Of course, I did not understand this then. I was beginning to slip into that extraordinary sense of security and comfort that comes from finding one’s natural place among the powerful. I had never been so thoroughly accepted as I was by Il Duce and his people. I had never felt so safe. Yet that feeling of acceptance and well-being was not complete. I was still keenly aware that Margherita Sarfatti was my chief’s long-time paramour. I had a horror of being caught between the two of them. I was still wondering, for instance, what had happened to my friend da Bazzanno, Sarfatti’s earlier lover.
In the private dining room, as the uncrowned Queen of Italy took her singular pleasures with me, I guessed it would be some time before she tired of me.
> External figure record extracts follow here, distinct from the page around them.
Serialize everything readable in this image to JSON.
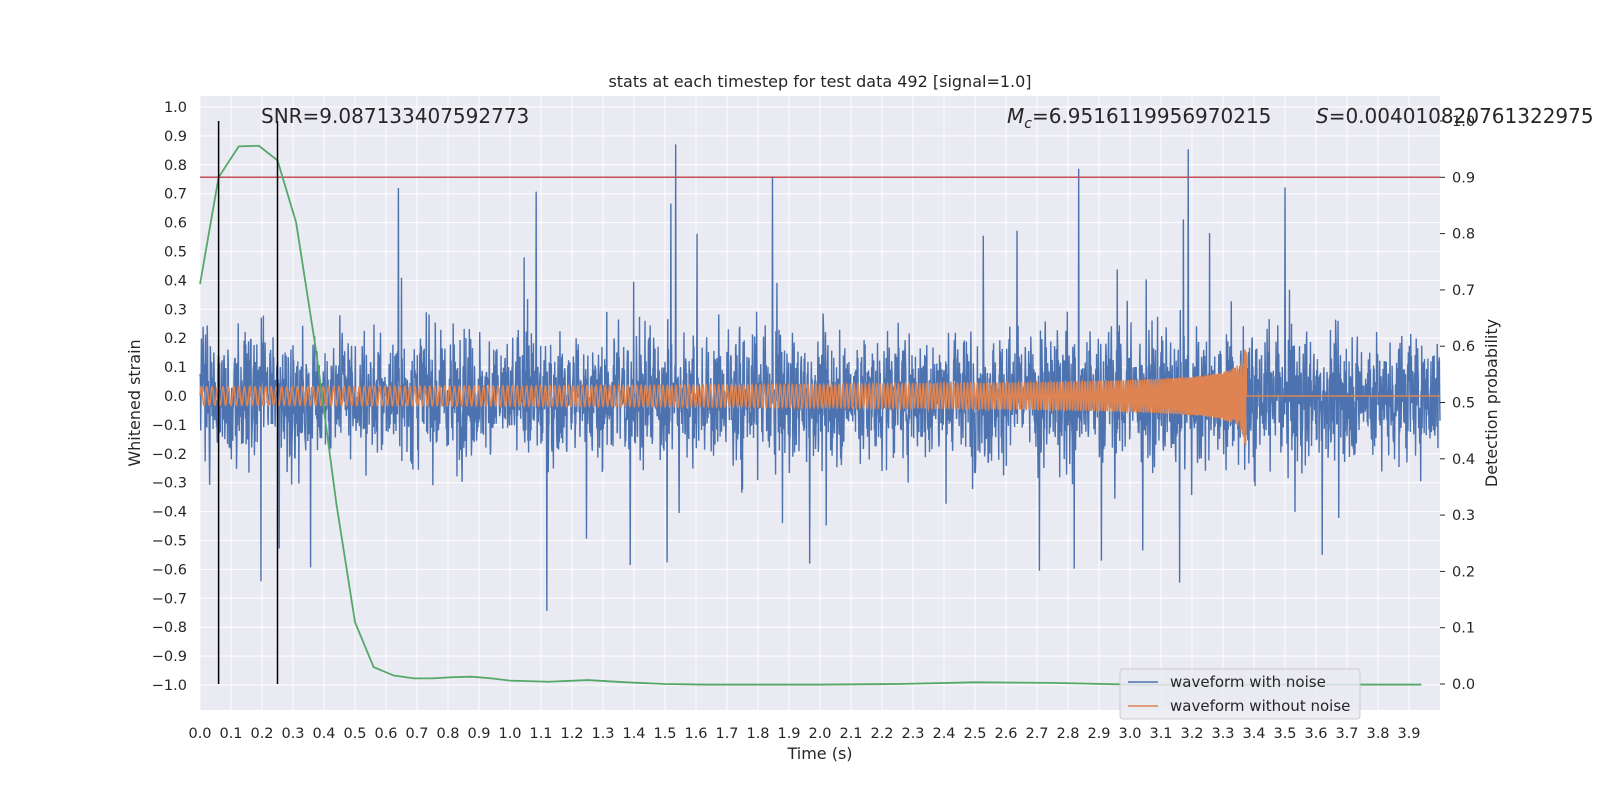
{
  "chart_data": {
    "type": "line",
    "title": "stats at each timestep for test data 492 [signal=1.0]",
    "xlabel": "Time (s)",
    "ylabel_left": "Whitened strain",
    "ylabel_right": "Detection probability",
    "xlim": [
      0.0,
      4.0
    ],
    "ylim_left": [
      -1.08,
      1.05
    ],
    "ylim_right": [
      -0.045,
      1.045
    ],
    "x_ticks": [
      "0.0",
      "0.1",
      "0.2",
      "0.3",
      "0.4",
      "0.5",
      "0.6",
      "0.7",
      "0.8",
      "0.9",
      "1.0",
      "1.1",
      "1.2",
      "1.3",
      "1.4",
      "1.5",
      "1.6",
      "1.7",
      "1.8",
      "1.9",
      "2.0",
      "2.1",
      "2.2",
      "2.3",
      "2.4",
      "2.5",
      "2.6",
      "2.7",
      "2.8",
      "2.9",
      "3.0",
      "3.1",
      "3.2",
      "3.3",
      "3.4",
      "3.5",
      "3.6",
      "3.7",
      "3.8",
      "3.9"
    ],
    "y_ticks_left": [
      "1.0",
      "0.9",
      "0.8",
      "0.7",
      "0.6",
      "0.5",
      "0.4",
      "0.3",
      "0.2",
      "0.1",
      "0.0",
      "−0.1",
      "−0.2",
      "−0.3",
      "−0.4",
      "−0.5",
      "−0.6",
      "−0.7",
      "−0.8",
      "−0.9",
      "−1.0"
    ],
    "y_ticks_right": [
      "1.0",
      "0.9",
      "0.8",
      "0.7",
      "0.6",
      "0.5",
      "0.4",
      "0.3",
      "0.2",
      "0.1",
      "0.0"
    ],
    "annotations": {
      "snr": "SNR=9.087133407592773",
      "mc_symbol": "M",
      "mc_sub": "c",
      "mc_value": "=6.9516119956970215",
      "s_symbol": "S",
      "s_value": "=0.004010820761322975"
    },
    "threshold_right": 0.9,
    "vertical_markers": [
      0.06,
      0.25
    ],
    "detection_probability": {
      "x": [
        0.0,
        0.06,
        0.125,
        0.19,
        0.25,
        0.31,
        0.375,
        0.44,
        0.5,
        0.56,
        0.625,
        0.69,
        0.75,
        0.81,
        0.875,
        0.94,
        1.0,
        1.125,
        1.25,
        1.375,
        1.5,
        1.625,
        1.75,
        1.875,
        2.0,
        2.25,
        2.5,
        2.75,
        3.0,
        3.25,
        3.5,
        3.75,
        3.94
      ],
      "y": [
        0.71,
        0.9,
        0.955,
        0.956,
        0.93,
        0.82,
        0.59,
        0.32,
        0.11,
        0.03,
        0.015,
        0.01,
        0.01,
        0.012,
        0.013,
        0.01,
        0.006,
        0.004,
        0.007,
        0.003,
        0.0,
        -0.001,
        -0.001,
        -0.001,
        -0.001,
        0.0,
        0.003,
        0.002,
        -0.001,
        -0.002,
        -0.001,
        -0.001,
        -0.001
      ]
    },
    "series": [
      {
        "name": "waveform with noise",
        "color": "#4c72b0"
      },
      {
        "name": "waveform without noise",
        "color": "#dd8452"
      }
    ],
    "colors": {
      "plot_bg": "#eaeaf2",
      "grid": "#ffffff",
      "probability": "#55a868",
      "threshold": "#c44e52",
      "marker": "#000000"
    },
    "legend_position": "lower right"
  }
}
I had no choice but to comply. I let my mind drift towards other things. I was astonished that Il Duce could ever have found this rutting harpy attractive. I did not know then, of course, why she should be so repellent to me.
Back at the Grishams’ my hosts had returned and were laughing heartily over drinks. Handing my coat to the maid, I asked the reason for their amusement. Billy said they had had at least ten different telephone engineers round that day. ‘It shows you’re much more important than me, Max!’ and he lifted his glass in a toast as Ethel handed me my champagne cocktail. I did not follow his reasoning. Then he told me that a visit from a telephone engineer was considered to be identical to a visit from the secret police. His phone, he said, was thoroughly tapped. He didn’t mind, since the office’s phone wasn’t tapped and he could always use that. This seemed childish stuff to me and I ignored it. It pleased people to pretend they were constantly under Il Duce’s personal surveillance. It gave their escapades an added thrill, I suppose. The whole rather cynical tenor of the conversation depressed me. I had had an exhausting day and needed to relax. Billy and Ethel did not ‘coke’ and I felt a need for some more of the nourishing powder. Politely I wondered if they would mind if Maddy and I returned to the Villa Borghese. Of course they understood. Billy drove us back in his own car. He was in a merry mood and kept beginning sentences which he did not finish. I thanked him warmly for his hospitality and help. I regarded him as my best journalist friend in Rome. I would let him know the story as soon as I could, even if it were the middle of the night. He was grateful for that.